Questi valori rimangono al centro del nostro modo d’intendere la sfera privata e professionale. Ma stiamo pure valutando quali iniziative intraprendere a difesa dell’agenzia e delle duecento famiglie che hanno un destino collegato ad essa.

Prima- Che vi dicono i clienti?

Cucinella – Stiamo raccontando la situazione e tenendo aggiornati tutti minuto per minuto sugli sviluppi, in totale sincerità. E’ evidente che si tratta di una vicenda in divenire, che ci obbliga di continuo a reagire a domande e situazioni non sempre prevedibili. La gestione del rapporto con i clienti in questa fase è uno dei nostri focus.

Prima- Una, Ferpi, Adci sono scese in campo con documenti, convocazione di consigli straordinari, dichiarazioni. C’è un problema culturale – legato alla storia e al vissuto del settore – che rimane critico, come molte “denunce” social lasciano intendere?
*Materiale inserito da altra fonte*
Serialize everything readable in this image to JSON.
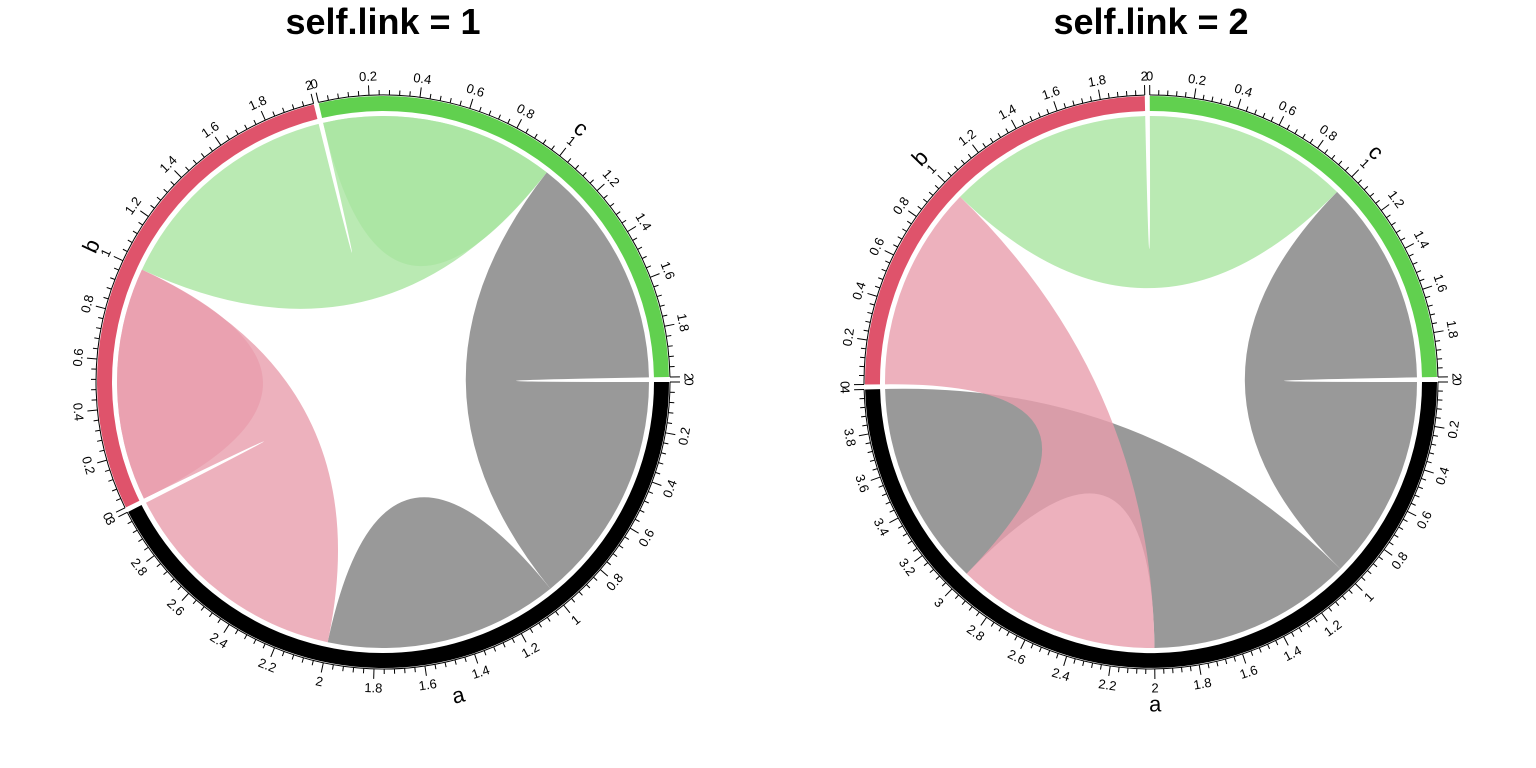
{
  "chart_data": [
    {
      "type": "chord",
      "title": "self.link = 1",
      "sectors": [
        {
          "name": "a",
          "length": 3,
          "color": "#000000"
        },
        {
          "name": "b",
          "length": 2,
          "color": "#DF536B"
        },
        {
          "name": "c",
          "length": 2,
          "color": "#61D04F"
        }
      ],
      "tick_labels": {
        "a": [
          "0",
          "0.2",
          "0.4",
          "0.6",
          "0.8",
          "1",
          "1.2",
          "1.4",
          "1.6",
          "1.8",
          "2",
          "2.2",
          "2.4",
          "2.6",
          "2.8",
          "3"
        ],
        "b": [
          "0",
          "0.2",
          "0.4",
          "0.6",
          "0.8",
          "1",
          "1.2",
          "1.4",
          "1.6",
          "1.8",
          "2"
        ],
        "c": [
          "0",
          "0.2",
          "0.4",
          "0.6",
          "0.8",
          "1",
          "1.2",
          "1.4",
          "1.6",
          "1.8",
          "2"
        ]
      },
      "links": [
        {
          "from": "a",
          "from_range": [
            0,
            1
          ],
          "to": "c",
          "to_range": [
            1,
            2
          ],
          "color": "#808080"
        },
        {
          "from": "a",
          "from_range": [
            1,
            2
          ],
          "to": "a",
          "to_range": [
            1,
            2
          ],
          "color": "#808080"
        },
        {
          "from": "a",
          "from_range": [
            2,
            3
          ],
          "to": "b",
          "to_range": [
            0,
            1
          ],
          "color": "#E99DAD"
        },
        {
          "from": "b",
          "from_range": [
            0,
            1
          ],
          "to": "b",
          "to_range": [
            0,
            1
          ],
          "color": "#E99DAD"
        },
        {
          "from": "b",
          "from_range": [
            1,
            2
          ],
          "to": "c",
          "to_range": [
            0,
            1
          ],
          "color": "#A9E5A0"
        },
        {
          "from": "c",
          "from_range": [
            0,
            1
          ],
          "to": "c",
          "to_range": [
            0,
            1
          ],
          "color": "#A9E5A0"
        }
      ]
    },
    {
      "type": "chord",
      "title": "self.link = 2",
      "sectors": [
        {
          "name": "a",
          "length": 4,
          "color": "#000000"
        },
        {
          "name": "b",
          "length": 2,
          "color": "#DF536B"
        },
        {
          "name": "c",
          "length": 2,
          "color": "#61D04F"
        }
      ],
      "tick_labels": {
        "a": [
          "0",
          "0.2",
          "0.4",
          "0.6",
          "0.8",
          "1",
          "1.2",
          "1.4",
          "1.6",
          "1.8",
          "2",
          "2.2",
          "2.4",
          "2.6",
          "2.8",
          "3",
          "3.2",
          "3.4",
          "3.6",
          "3.8",
          "4"
        ],
        "b": [
          "0",
          "0.2",
          "0.4",
          "0.6",
          "0.8",
          "1",
          "1.2",
          "1.4",
          "1.6",
          "1.8",
          "2"
        ],
        "c": [
          "0",
          "0.2",
          "0.4",
          "0.6",
          "0.8",
          "1",
          "1.2",
          "1.4",
          "1.6",
          "1.8",
          "2"
        ]
      },
      "links": [
        {
          "from": "a",
          "from_range": [
            0,
            1
          ],
          "to": "c",
          "to_range": [
            1,
            2
          ],
          "color": "#808080"
        },
        {
          "from": "a",
          "from_range": [
            1,
            2
          ],
          "to": "a",
          "to_range": [
            3,
            4
          ],
          "color": "#808080"
        },
        {
          "from": "a",
          "from_range": [
            2,
            3
          ],
          "to": "b",
          "to_range": [
            0,
            1
          ],
          "color": "#E99DAD"
        },
        {
          "from": "b",
          "from_range": [
            1,
            2
          ],
          "to": "c",
          "to_range": [
            0,
            1
          ],
          "color": "#A9E5A0"
        }
      ]
    }
  ]
}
Cucinella – Certamente c’è un tema di cambiamento profondo, sul quale tutto il settore deve lavorare per crescere in sensibilità e stile di comportamenti. Come in altri comparti, dobbiamo sforzarci per fare tutti assieme un bel passo avanti culturale.

Giuliana Piana Caramella – Dal mese di aprile, da prima che nascesse il caso, stiamo lavorando ad un audit che ci porti alla certificazione di genere. Un percorso di evoluzione che abbiamo intrapreso coerentemente con altri sforzi e impegni che vanno sempre nella direzione della salvaguardia delle nostre persone.

Prima – In sintesi, cosa vuole comunicare alle persone toccate da questa vicenda …

Cucinella – Vorrei ribadire la mia solidarietà a chi si è sentito offeso e scusarmi. Lo faccio anche a nome di Ottavio Nava e Stefano Maggi, che con me sono stati i pionieri di We Are Social e continuano a guidarla. Assicurando a tutti che stiamo rafforzando l’impegno nelle attività volte a rendere il nostro ambiente sempre più inclusivo e fare sì che questi episodi non accadano più.